The Norwegian doctor Erik Fosse was back in Gaza almost a week ago. His college Mads Gilbert was not allowed to cross the border by Israeli authorities.
The two were the first foreign doctors to enter Gaza during the war last December and January and as such became spokesmen to the world concerning the situation in Gaza. Their description of what was going on was heavily colored by their personal political standpoint which is far (and further than far ) to the left and “signal red” by dye.
The base of their understanding concerning the conflict between the Moslem and the Western world is that “Israel is to blame” and that “America is the source of most evil”.
Whoever listens to them should at least know that before they uncritically accept their reports.

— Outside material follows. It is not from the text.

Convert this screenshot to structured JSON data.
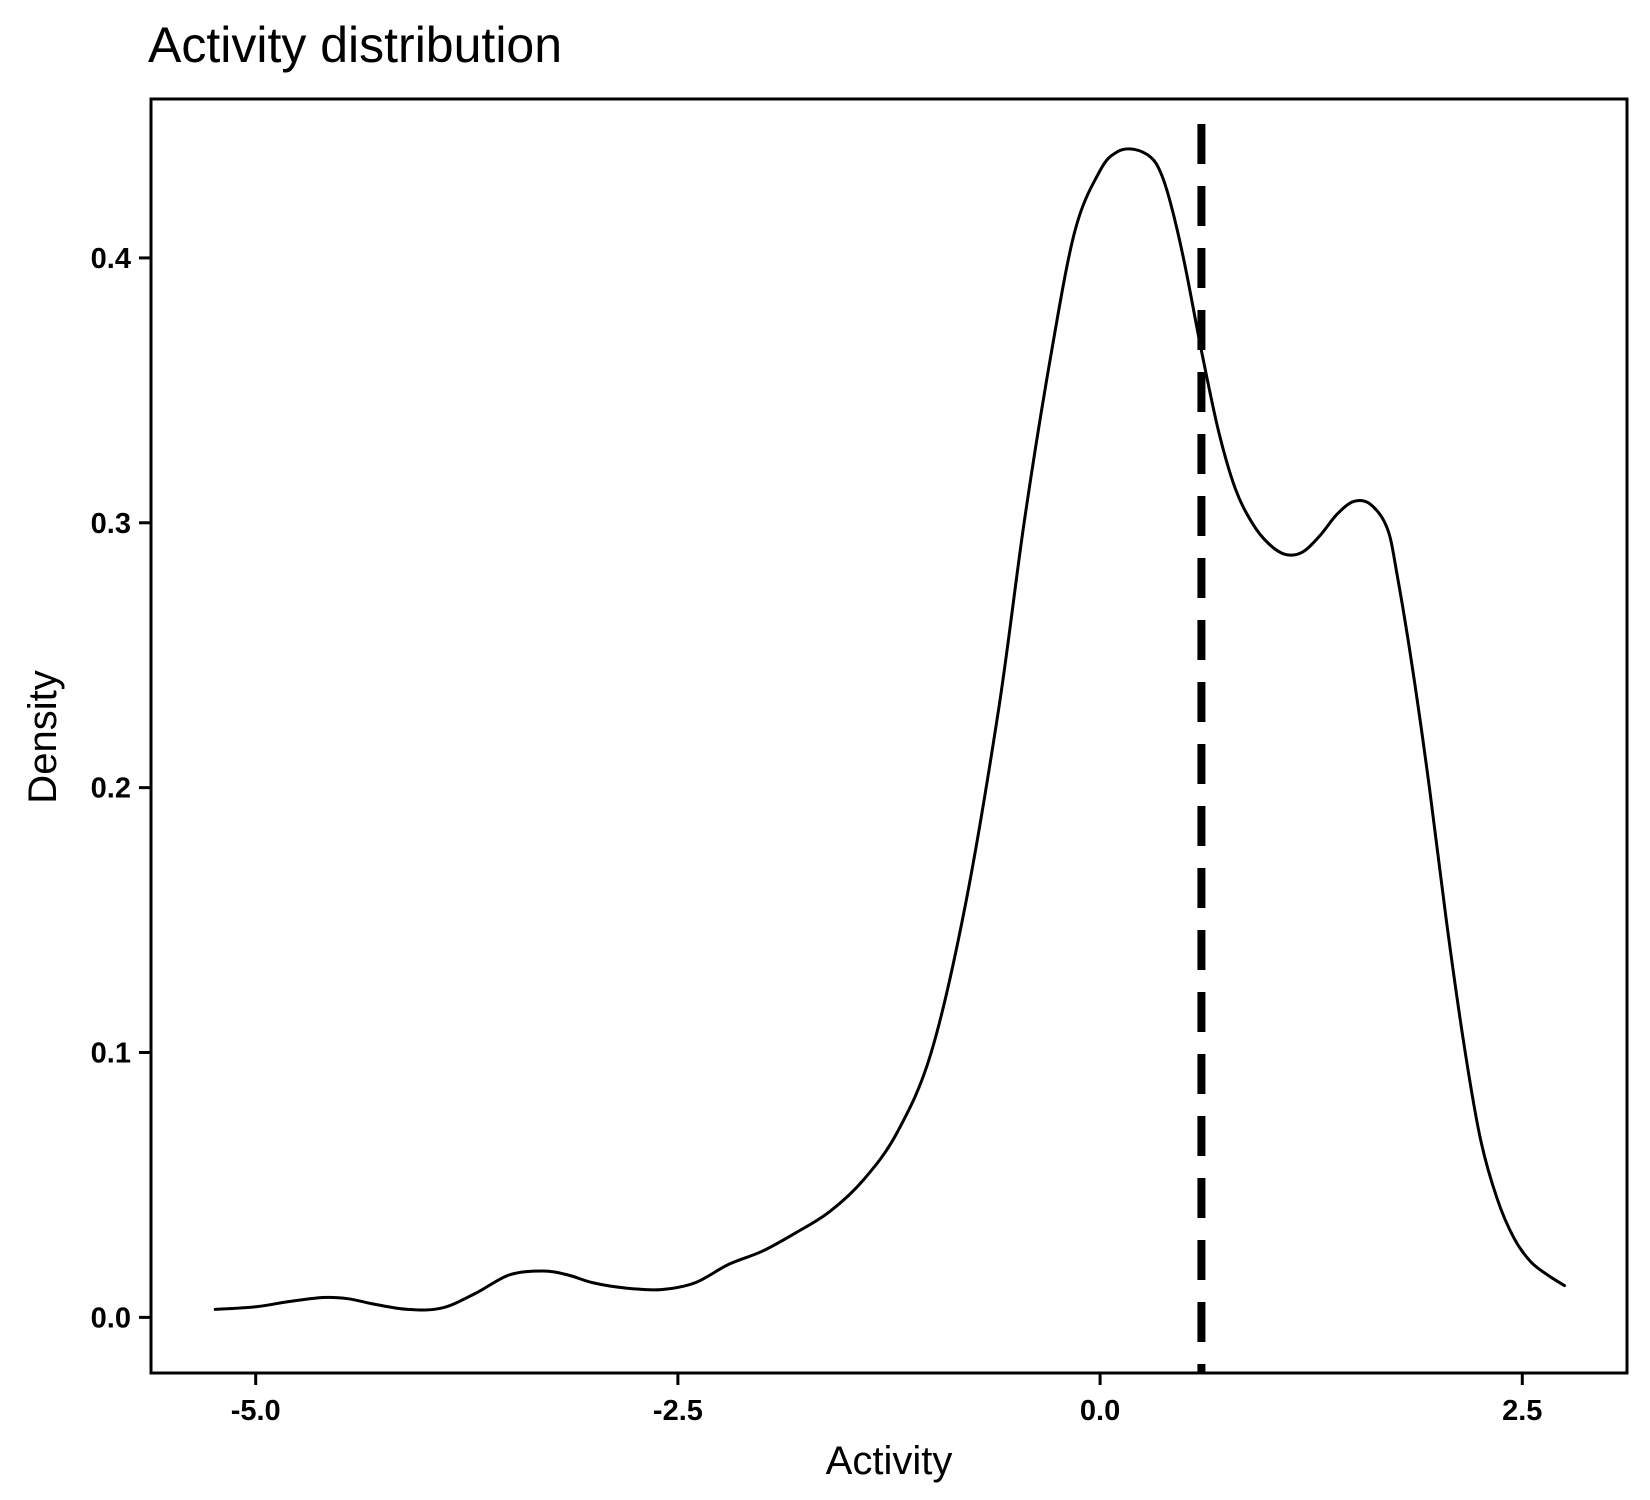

Magdi Allam used to belong to the same side in politics. He was born into a Moslem family and raised in Egypt but left for Italy in 1972 where he studied and ended up as one of Italy’s most famous journalists. He used to work for the communist newspaper “Il Manifesto” and continued to the center-left leaning paper “La Repubblica.” He was outspoken as a supporter of the Palestinian issue, an admirer of Yassir Arafat, supported Moslem immigration as well as the building of Mosques in Europe and used every opportunity to speak and write against Israel.

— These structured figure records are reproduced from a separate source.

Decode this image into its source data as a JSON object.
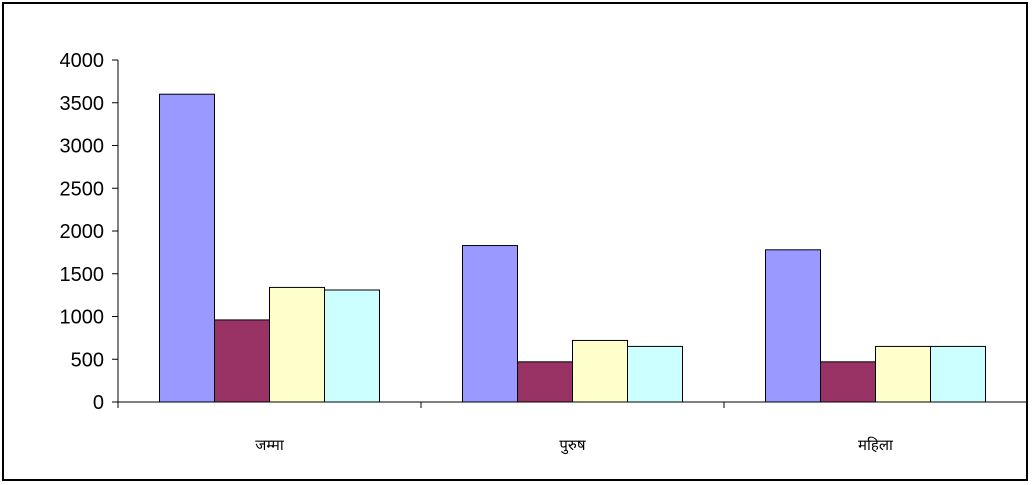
{
  "chart_data": {
    "type": "bar",
    "title": "",
    "xlabel": "",
    "ylabel": "",
    "categories": [
      "जम्मा",
      "पुरुष",
      "महिला"
    ],
    "series": [
      {
        "values": [
          3600,
          1830,
          1780
        ],
        "color": "#9999FF"
      },
      {
        "values": [
          960,
          470,
          470
        ],
        "color": "#993366"
      },
      {
        "values": [
          1340,
          720,
          650
        ],
        "color": "#FFFFCC"
      },
      {
        "values": [
          1310,
          650,
          650
        ],
        "color": "#CCFFFF"
      }
    ],
    "ylim": [
      0,
      4000
    ],
    "yticks": [
      0,
      500,
      1000,
      1500,
      2000,
      2500,
      3000,
      3500,
      4000
    ],
    "grid": false,
    "legend": "none"
  }
}
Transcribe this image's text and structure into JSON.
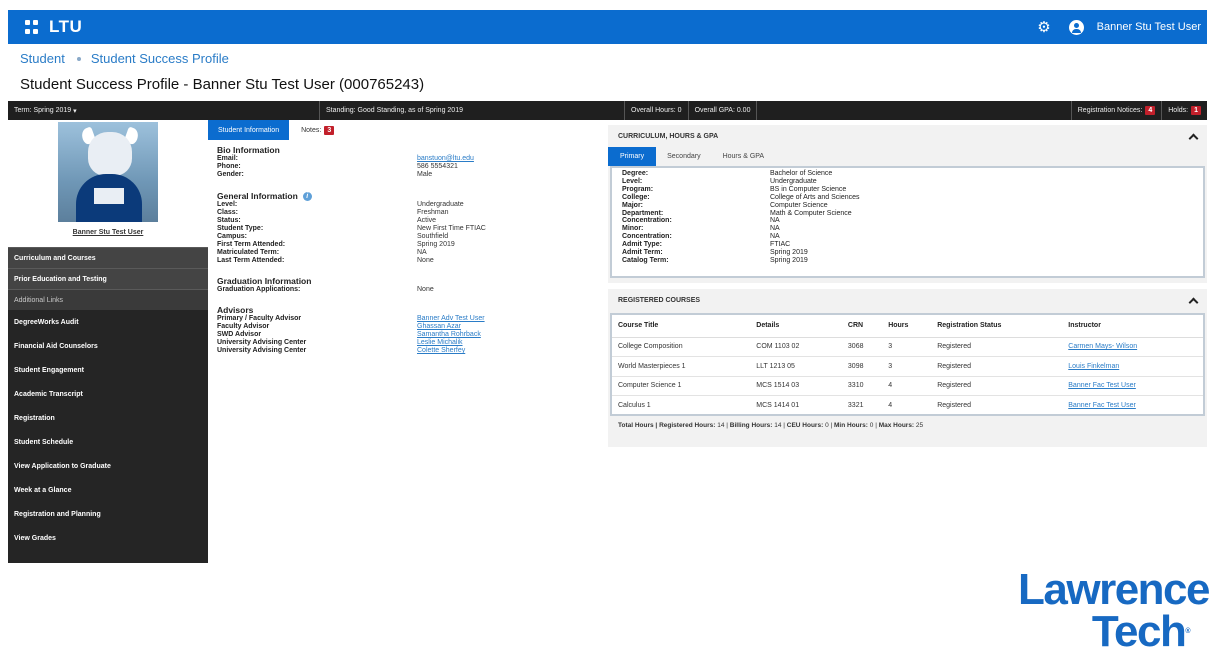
{
  "header": {
    "logo": "LTU",
    "user_name": "Banner Stu Test User"
  },
  "breadcrumb": [
    "Student",
    "Student Success Profile"
  ],
  "page_title": "Student Success Profile - Banner Stu Test User (000765243)",
  "status_bar": {
    "term": "Term: Spring 2019",
    "standing": "Standing: Good Standing, as of Spring 2019",
    "overall_hours": "Overall Hours: 0",
    "overall_gpa": "Overall GPA: 0.00",
    "registration_notices_label": "Registration Notices:",
    "registration_notices_count": "4",
    "holds_label": "Holds:",
    "holds_count": "1"
  },
  "sidebar": {
    "student_name": "Banner Stu Test User",
    "sections": [
      "Curriculum and Courses",
      "Prior Education and Testing",
      "Additional Links"
    ],
    "links": [
      "DegreeWorks Audit",
      "Financial Aid Counselors",
      "Student Engagement",
      "Academic Transcript",
      "Registration",
      "Student Schedule",
      "View Application to Graduate",
      "Week at a Glance",
      "Registration and Planning",
      "View Grades"
    ]
  },
  "info_tabs": {
    "student_information": "Student Information",
    "notes": "Notes:",
    "notes_count": "3"
  },
  "bio": {
    "title": "Bio Information",
    "rows": [
      {
        "k": "Email:",
        "v": "banstuon@ltu.edu"
      },
      {
        "k": "Phone:",
        "v": "586 5554321"
      },
      {
        "k": "Gender:",
        "v": "Male"
      }
    ]
  },
  "general": {
    "title": "General Information",
    "rows": [
      {
        "k": "Level:",
        "v": "Undergraduate"
      },
      {
        "k": "Class:",
        "v": "Freshman"
      },
      {
        "k": "Status:",
        "v": "Active"
      },
      {
        "k": "Student Type:",
        "v": "New First Time FTIAC"
      },
      {
        "k": "Campus:",
        "v": "Southfield"
      },
      {
        "k": "First Term Attended:",
        "v": "Spring 2019"
      },
      {
        "k": "Matriculated Term:",
        "v": "NA"
      },
      {
        "k": "Last Term Attended:",
        "v": "None"
      }
    ]
  },
  "graduation": {
    "title": "Graduation Information",
    "rows": [
      {
        "k": "Graduation Applications:",
        "v": "None"
      }
    ]
  },
  "advisors": {
    "title": "Advisors",
    "rows": [
      {
        "k": "Primary / Faculty Advisor",
        "v": "Banner Adv Test User"
      },
      {
        "k": "Faculty Advisor",
        "v": "Ghassan Azar"
      },
      {
        "k": "SWD Advisor",
        "v": "Samantha Rohrback"
      },
      {
        "k": "University Advising Center",
        "v": "Leslie Michalik"
      },
      {
        "k": "University Advising Center",
        "v": "Colette Sherfey"
      }
    ]
  },
  "curriculum": {
    "title": "CURRICULUM, HOURS & GPA",
    "tabs": [
      "Primary",
      "Secondary",
      "Hours & GPA"
    ],
    "rows": [
      {
        "k": "Degree:",
        "v": "Bachelor of Science"
      },
      {
        "k": "Level:",
        "v": "Undergraduate"
      },
      {
        "k": "Program:",
        "v": "BS in Computer Science"
      },
      {
        "k": "College:",
        "v": "College of Arts and Sciences"
      },
      {
        "k": "Major:",
        "v": "Computer Science"
      },
      {
        "k": "Department:",
        "v": "Math & Computer Science"
      },
      {
        "k": "Concentration:",
        "v": "NA"
      },
      {
        "k": "Minor:",
        "v": "NA"
      },
      {
        "k": "Concentration:",
        "v": "NA"
      },
      {
        "k": "Admit Type:",
        "v": "FTIAC"
      },
      {
        "k": "Admit Term:",
        "v": "Spring 2019"
      },
      {
        "k": "Catalog Term:",
        "v": "Spring 2019"
      }
    ]
  },
  "registered": {
    "title": "REGISTERED COURSES",
    "columns": [
      "Course Title",
      "Details",
      "CRN",
      "Hours",
      "Registration Status",
      "Instructor"
    ],
    "rows": [
      [
        "College Composition",
        "COM 1103 02",
        "3068",
        "3",
        "Registered",
        "Carmen Mays- Wilson"
      ],
      [
        "World Masterpieces 1",
        "LLT 1213 05",
        "3098",
        "3",
        "Registered",
        "Louis Finkelman"
      ],
      [
        "Computer Science 1",
        "MCS 1514 03",
        "3310",
        "4",
        "Registered",
        "Banner Fac Test User"
      ],
      [
        "Calculus 1",
        "MCS 1414 01",
        "3321",
        "4",
        "Registered",
        "Banner Fac Test User"
      ]
    ],
    "totals": {
      "total_hours": "Total Hours |",
      "registered_label": "Registered Hours:",
      "registered": "14",
      "billing_label": "Billing Hours:",
      "billing": "14",
      "ceu_label": "CEU Hours:",
      "ceu": "0",
      "min_label": "Min Hours:",
      "min": "0",
      "max_label": "Max Hours:",
      "max": "25"
    }
  },
  "brand": {
    "line1": "Lawrence",
    "line2": "Tech",
    "mark": "®"
  }
}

But, this has changed. From 2002 on he went through a major change of mind concerning the issues which had been his main focus for more than 25 years. He all of a sudden got an understanding of what the leading Moslems are after and it has caused him to pull the breaks. He is now the deputy director of one of Italy’s oldest newspapers called “Corriere della Sera” and has written a book called “Viva Israele” or “Long live Israel.

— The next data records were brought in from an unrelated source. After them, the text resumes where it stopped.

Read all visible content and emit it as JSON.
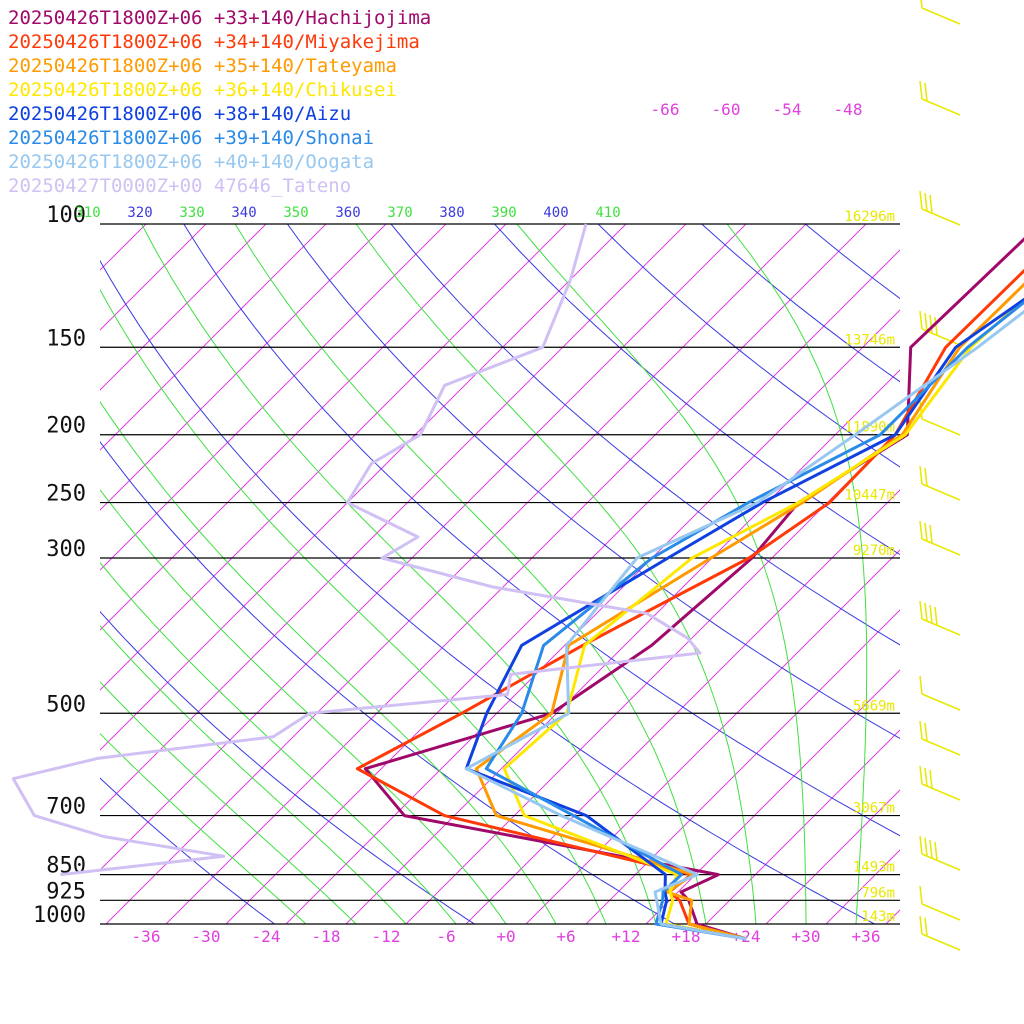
{
  "chart_data": {
    "type": "line",
    "title": "",
    "xlabel": "",
    "ylabel": "",
    "pressure_levels": [
      100,
      150,
      200,
      250,
      300,
      500,
      700,
      850,
      925,
      1000
    ],
    "pressure_labels": [
      "100",
      "150",
      "200",
      "250",
      "300",
      "500",
      "700",
      "850",
      "925",
      "1000"
    ],
    "x_ticks": [
      -36,
      -30,
      -24,
      -18,
      -12,
      -6,
      0,
      6,
      12,
      18,
      24,
      30,
      36
    ],
    "x_tick_labels": [
      "-36",
      "-30",
      "-24",
      "-18",
      "-12",
      "-6",
      "+0",
      "+6",
      "+12",
      "+18",
      "+24",
      "+30",
      "+36"
    ],
    "theta_labels": [
      "310",
      "320",
      "330",
      "340",
      "350",
      "360",
      "370",
      "380",
      "390",
      "400",
      "410"
    ],
    "mixing_labels": [
      "-66",
      "-60",
      "-54",
      "-48"
    ],
    "height_labels": [
      "16296m",
      "13746m",
      "11890m",
      "10447m",
      "9270m",
      "5669m",
      "3067m",
      "1493m",
      "796m",
      "143m"
    ],
    "colors": {
      "isobar": "#000000",
      "isotherm": "#e040e0",
      "dry_adiabat": "#3a3ae0",
      "moist_adiabat": "#40e040",
      "height_label": "#e8e800",
      "wind_barb": "#e8e800",
      "tick_label": "#e040e0",
      "dry_label": "#3a3ae0",
      "moist_label": "#40e040"
    },
    "series": [
      {
        "name": "20250426T1800Z+06 +33+140/Hachijojima",
        "color": "#a0086a",
        "x": [
          -16.6,
          -17.2,
          -8.8,
          -12.9,
          -12.0,
          -13.3,
          -16.5,
          -29.6,
          -21.0,
          16.3,
          14.3,
          15.9,
          19.1,
          25.5
        ],
        "p": [
          100,
          150,
          200,
          250,
          300,
          400,
          500,
          600,
          700,
          850,
          900,
          925,
          1000,
          1050
        ]
      },
      {
        "name": "20250426T1800Z+06 +34+140/Miyakejima",
        "color": "#ff3a08",
        "x": [
          -13.4,
          -13.7,
          -10.0,
          -9.8,
          -12.3,
          -20.2,
          -25.5,
          -30.4,
          -17.0,
          13.6,
          13.1,
          15.0,
          18.3,
          25.5
        ],
        "p": [
          100,
          150,
          200,
          250,
          300,
          400,
          500,
          600,
          700,
          850,
          900,
          925,
          1000,
          1050
        ]
      },
      {
        "name": "20250426T1800Z+06 +35+140/Tateyama",
        "color": "#ff9a00",
        "x": [
          -12.0,
          -12.3,
          -9.3,
          -12.5,
          -16.1,
          -21.6,
          -16.5,
          -18.5,
          -11.8,
          13.8,
          12.9,
          16.2,
          18.3,
          25.5
        ],
        "p": [
          100,
          150,
          200,
          250,
          300,
          400,
          500,
          600,
          700,
          850,
          900,
          925,
          1000,
          1050
        ]
      },
      {
        "name": "20250426T1800Z+06 +36+140/Chikusei",
        "color": "#ffe800",
        "x": [
          -9.8,
          -11.2,
          -9.0,
          -12.9,
          -18.0,
          -20.0,
          -15.0,
          -15.7,
          -9.0,
          12.2,
          13.2,
          14.3,
          16.0,
          25.5
        ],
        "p": [
          100,
          150,
          200,
          250,
          300,
          400,
          500,
          600,
          700,
          850,
          900,
          925,
          1000,
          1050
        ]
      },
      {
        "name": "20250426T1800Z+06 +38+140/Aizu",
        "color": "#1040e0",
        "x": [
          -7.4,
          -12.7,
          -10.0,
          -16.5,
          -20.4,
          -26.3,
          -23.0,
          -19.5,
          -2.8,
          11.0,
          12.7,
          13.7,
          15.5,
          25.5
        ],
        "p": [
          100,
          150,
          200,
          250,
          300,
          400,
          500,
          600,
          700,
          850,
          900,
          925,
          1000,
          1050
        ]
      },
      {
        "name": "20250426T1800Z+06 +39+140/Shonai",
        "color": "#2a8ae8",
        "x": [
          -8.4,
          -11.5,
          -11.5,
          -17.9,
          -22.0,
          -24.1,
          -19.5,
          -17.5,
          -4.1,
          12.6,
          12.5,
          13.3,
          15.0,
          25.5
        ],
        "p": [
          100,
          150,
          200,
          250,
          300,
          400,
          500,
          600,
          700,
          850,
          900,
          925,
          1000,
          1050
        ]
      },
      {
        "name": "20250426T1800Z+06 +40+140/Oogata",
        "color": "#98c8f0",
        "x": [
          -6.8,
          -10.5,
          -14.0,
          -17.0,
          -23.5,
          -21.8,
          -14.8,
          -19.5,
          -5.3,
          14.2,
          11.7,
          12.7,
          15.5,
          25.5
        ],
        "p": [
          100,
          150,
          200,
          250,
          300,
          400,
          500,
          600,
          700,
          850,
          900,
          925,
          1000,
          1050
        ]
      },
      {
        "name": "20250427T0000Z+00 47646_Tateno",
        "color": "#d0c0f4",
        "x": [
          -62.0,
          -58.0,
          -54.0,
          -60.0,
          -57.5,
          -59.5,
          -58.0,
          -47.5,
          -49.0,
          -35.0,
          -17.0,
          -10.5,
          -7.7,
          -24.5,
          -22.8,
          -40.7,
          -42.0,
          -57.4,
          -63.8,
          -58.0,
          -49.0,
          -35.0,
          -49.5
        ],
        "p": [
          100,
          120,
          150,
          170,
          200,
          220,
          250,
          280,
          300,
          330,
          360,
          390,
          410,
          440,
          470,
          500,
          540,
          580,
          620,
          700,
          750,
          800,
          850
        ]
      }
    ]
  }
}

He accused Italy and the West of ignoring the dangers of an imminent "Islamization" of the society, and a possible Jihad (Islamic holy war) in Europe.
He’s criticizing Hamas and is saying that "the origin of the ideology of hatred, violence and death is the discrimination against Israel”
"I thought it was a big mistake to allow a terror organization to participate in elections. Condoleezza Rice and Tony Blair deluded themselves in believing that Hamas' very participation in the government would turn the group into a pragmatic political power. Instead, it turned out that Hamas will never recognize Israel's right to exist, will not relinquish terror and will not honor international agreements signed by the Palestinian Authority. Hamas wants absolute rule in order to impose sharia and to revive the international Islamic caliphate. As it pushes for absolute rule, it does not hesitate to massacre its Palestinian brothers in Gaza. It will try to do the same thing in the West Bank."

It is interesting that he sees what others refuse to see. Most people die with the opinions they had and the conclusions they made at a young age. Very few are brave enough to dare admit that what they used to believe is actually wrong. It takes courage to do so; especially when it causes danger to ones life. Magdi Allam never needed police protection before he changed opinion. Now he is surrounded by security guards around the clock.

What he said about Hamas is right. Last Saturday 6 people were killed as Abu Mazen’s security force came to arrest a couple of Hamas terrorists in the town of Qalqilyah. Three of the killed were policemen and the other three were the two terrorists and the house keeper where they were hiding. The case is considered the bloodiest intra-Palestinian incident in the West Bank in years and there is fear that the conflict within the Palestinian society will spread to other towns in the area. Hamas, of course, has promised revenge although it was the two terrorists who opened fire and shot policemen first.

How come that I cannot find this to have been reported in any media abroad ????